Сержант шёл от реки к железнодорожной насыпи и улыбаясь смотрел на реку, на сложенный из старых серых брусьев мост, на пограничную вышку и на выгоревшую траву, оставлявшую щедрую пыль на сапогах. Как мало надо, чтобы заставить человека улыбаться – всего лишь подарить ему надежду на близкие перемены. Пусть до дома ещё много тысяч километров, всё равно – самое скверное осталось позади. Позади остались унизительные и бесполезные занятия на плацу – ходить строевым шагом «в ногу» его не смогли научить ни в пионерском лагере, ни в армии. Позади ползанье в грязи на полигонах, постоянное напряжение в ожидании драки на пересыльных пунктах и в полутёмных казармах, пронзительный зимний ветер, свирепо продувающий шинель без подкладки и летнюю хэбэшку во время утренней переписи вагонов на воинской разгрузочной рампе. Ватные рукавицы, которые удалось украсть где-то в комендатуре, не позволяли держать карандаш, и писать на утреннем ветреном морозе приходилось голыми руками. Снега зимой не было, а из глубины Монголии постоянно дул сильный холодный ветер.

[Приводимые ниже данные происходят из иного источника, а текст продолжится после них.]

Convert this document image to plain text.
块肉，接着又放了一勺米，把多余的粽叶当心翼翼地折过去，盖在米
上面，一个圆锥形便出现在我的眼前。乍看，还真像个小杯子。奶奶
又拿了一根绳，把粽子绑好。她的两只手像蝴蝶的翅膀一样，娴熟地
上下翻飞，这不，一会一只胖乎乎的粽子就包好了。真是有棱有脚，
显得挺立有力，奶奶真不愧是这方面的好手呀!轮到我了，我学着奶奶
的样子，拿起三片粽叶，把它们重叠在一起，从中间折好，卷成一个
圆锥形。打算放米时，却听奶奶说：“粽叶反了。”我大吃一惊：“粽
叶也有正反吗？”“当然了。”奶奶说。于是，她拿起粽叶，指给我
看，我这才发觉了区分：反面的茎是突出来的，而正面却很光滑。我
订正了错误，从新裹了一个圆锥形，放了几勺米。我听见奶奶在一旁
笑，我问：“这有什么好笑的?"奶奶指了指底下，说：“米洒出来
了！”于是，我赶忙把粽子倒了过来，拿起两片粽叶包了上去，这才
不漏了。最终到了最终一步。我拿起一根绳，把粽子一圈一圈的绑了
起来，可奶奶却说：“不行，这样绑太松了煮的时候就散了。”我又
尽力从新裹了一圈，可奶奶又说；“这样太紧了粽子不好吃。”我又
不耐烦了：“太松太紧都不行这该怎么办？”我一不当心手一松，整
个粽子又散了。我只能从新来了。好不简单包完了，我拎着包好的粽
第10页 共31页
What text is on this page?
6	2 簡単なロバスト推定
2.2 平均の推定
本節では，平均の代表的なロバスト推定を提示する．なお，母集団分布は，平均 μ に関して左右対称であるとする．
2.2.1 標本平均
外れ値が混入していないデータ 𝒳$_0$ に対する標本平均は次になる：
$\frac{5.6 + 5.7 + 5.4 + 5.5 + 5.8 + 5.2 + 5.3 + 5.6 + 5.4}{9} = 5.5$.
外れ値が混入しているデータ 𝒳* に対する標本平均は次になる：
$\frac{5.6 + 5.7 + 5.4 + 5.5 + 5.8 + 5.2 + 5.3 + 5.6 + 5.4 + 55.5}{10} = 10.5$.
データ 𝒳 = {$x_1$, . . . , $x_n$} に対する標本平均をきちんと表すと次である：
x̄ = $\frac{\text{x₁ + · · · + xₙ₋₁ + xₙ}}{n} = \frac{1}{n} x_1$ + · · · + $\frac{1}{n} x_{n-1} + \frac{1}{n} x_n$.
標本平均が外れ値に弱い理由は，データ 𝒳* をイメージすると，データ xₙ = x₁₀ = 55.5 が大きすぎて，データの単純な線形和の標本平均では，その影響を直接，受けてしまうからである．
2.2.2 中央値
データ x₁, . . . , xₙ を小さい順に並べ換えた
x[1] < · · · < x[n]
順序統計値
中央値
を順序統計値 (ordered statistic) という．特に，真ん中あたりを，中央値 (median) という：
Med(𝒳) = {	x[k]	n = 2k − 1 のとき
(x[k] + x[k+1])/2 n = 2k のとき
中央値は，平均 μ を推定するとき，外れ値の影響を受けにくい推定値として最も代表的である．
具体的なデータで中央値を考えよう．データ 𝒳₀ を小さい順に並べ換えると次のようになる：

«Зимнюю стойку прыжком принять» – когда рота на построении перед походом в столовую или в киношку стоит на зимнем ветру, который режет глаза, а руки в карманах – «два наряда вне очереди», без шинелей и бушлатов, в ожидании команды «вперёд шагом марш». И сержант в бушлате – не застёгнутом на пуговицы, а плотно затянутом ремнём «не по уставу», тянет время, глядя, как бойцы стараются принять позу, при которой холодная одежда не так плотно прилегает к голодному организму. Шинели и бушлаты одевать не разрешали – чтобы в столовой или в холодном солдатском клубе их не украли бойцы из соседних батальонов – одежды в войсках не хватало.

Да мало ли чего было за эти долгие месяцы.


Его вагон весной переставили на тупиковый путь, где он скрывался от посторонних глаз среди нагромождения железобетонных плит. Когда-то с неведомой целью их разгрузили с железнодорожных платформ, а увезти и что-то построить из них у людей не дошли руки. Подходя к вагону, приходилось искать дорогу в бетонном лабиринте. Поэтому здесь не появлялись патрули и военные чины забредали нечасто. Это заметно украшало жизнь. Разве что загулявший офицер или беглый прапорщик из Монголии появятся в поисках, где бы выпить и что бы украсть.


Владислав Ларин (в фуражке) с бойцами ЧМО УБ (часть материального обеспечения Улан-Батора), пограничная станция Наушки, июль 1984 г.


Последним встреченным им офицером в этом определённо злачном месте был майор – начальник железнодорожной комендатуры – его непосредственный начальник. Майор был невысокий и круглый. Спрыгнув с высокой ступеньки плацкартного вагона на землю, он присел, тяжело выпрямился и посмотрел на сержанта:

– Ты что здесь делаешь?! – Майор знал, что здесь живут рэфы – бригады, сопровождающие рефрижераторные вагоны, ожидающие свои секции-вагоны с мясом из Монголии. А армия сюда ходит исключительно в гости к проводницам иркутского поездного запаса.